Марков тотчас же собрался и поспешил на место происшествия, а мы с Комочковым еле поспевали за ним. В доме уже толпился народ, и полицейский Громыхайлов безуспешно пытался вытолкать всех вон.
– А, сыщик! – обрадовался он Маркову. – Давай, помогай, коли хочешь. У меня голова кругом идет.
– Это, Петя, с похмелья, – заметил я дружелюбно, но Громыхайлов, будучи «при исполнении», так зыркнул на меня, что я умолк.
А Егор уже приступил к осмотру помещения и трупа. Он действовал сноровисто и быстро, не то что наш растяпа-шериф, который и в самом деле маялся, бестолково толкаясь из стороны в сторону. Мне даже его стало чуточку жалко, но потом я вспомнил о смерти Мишки-Стрельца и о странном визите Громыхайлова в его каморку, к еще не остывшему телу: ведь именно на нем висит подозрение в убийстве смотрителя башни.

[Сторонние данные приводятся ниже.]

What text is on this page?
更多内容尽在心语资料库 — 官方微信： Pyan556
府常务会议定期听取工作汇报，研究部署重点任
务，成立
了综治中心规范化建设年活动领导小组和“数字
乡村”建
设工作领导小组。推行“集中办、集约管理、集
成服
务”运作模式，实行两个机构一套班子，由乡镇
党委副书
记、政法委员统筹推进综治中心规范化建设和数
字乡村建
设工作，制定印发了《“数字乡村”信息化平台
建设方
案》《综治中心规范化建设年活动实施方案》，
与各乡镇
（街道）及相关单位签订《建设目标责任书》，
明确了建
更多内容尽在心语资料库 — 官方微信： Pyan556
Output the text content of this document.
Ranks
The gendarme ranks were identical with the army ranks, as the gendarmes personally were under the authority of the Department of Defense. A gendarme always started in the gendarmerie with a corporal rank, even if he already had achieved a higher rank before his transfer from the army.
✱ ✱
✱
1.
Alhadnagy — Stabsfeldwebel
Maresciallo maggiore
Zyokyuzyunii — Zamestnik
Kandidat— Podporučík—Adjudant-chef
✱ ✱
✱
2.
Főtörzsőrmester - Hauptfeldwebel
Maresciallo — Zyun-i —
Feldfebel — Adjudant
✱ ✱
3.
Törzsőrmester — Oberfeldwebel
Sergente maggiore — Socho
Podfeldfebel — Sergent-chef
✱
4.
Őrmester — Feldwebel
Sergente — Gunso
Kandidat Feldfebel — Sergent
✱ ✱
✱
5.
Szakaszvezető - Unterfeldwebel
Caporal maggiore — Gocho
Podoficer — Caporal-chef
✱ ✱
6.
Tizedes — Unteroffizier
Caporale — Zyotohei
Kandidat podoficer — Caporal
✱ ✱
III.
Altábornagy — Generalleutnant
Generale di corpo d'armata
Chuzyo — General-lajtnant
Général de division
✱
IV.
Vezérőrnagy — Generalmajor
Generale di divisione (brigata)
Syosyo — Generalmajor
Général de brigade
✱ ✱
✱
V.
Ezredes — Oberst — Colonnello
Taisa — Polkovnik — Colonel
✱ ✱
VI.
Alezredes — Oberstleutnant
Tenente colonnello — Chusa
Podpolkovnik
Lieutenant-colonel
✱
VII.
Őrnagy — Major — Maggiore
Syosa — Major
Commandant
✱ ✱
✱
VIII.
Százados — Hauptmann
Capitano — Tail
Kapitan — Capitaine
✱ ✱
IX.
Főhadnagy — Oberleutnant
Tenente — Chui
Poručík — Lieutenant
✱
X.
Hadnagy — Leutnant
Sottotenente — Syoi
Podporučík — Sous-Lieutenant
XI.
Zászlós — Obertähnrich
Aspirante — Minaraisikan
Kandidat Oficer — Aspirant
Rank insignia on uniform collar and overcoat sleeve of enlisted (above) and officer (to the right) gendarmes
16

А кто совершил новое преступление? С какой целью? Ограбление тут начисто исключалось. Что можно было взять у бедной женщины? Нет, решил я, здесь орудовал маньяк, убивающий ради удовольствия. К этому же мнению пришел и Марков, закончив осмотр. Я заметил, что он снял что-то с шеи трупа и положил в спичечный коробок. Я помнил, что в этом же коробке у него хранилась и улика, которую он нашел на теле изнасилованной и убитой ранее девочки. Если ее оставлял маньяк, то, без сомнения, он делал это специально, словно бы ставя на очередной жертве собственное клеймо.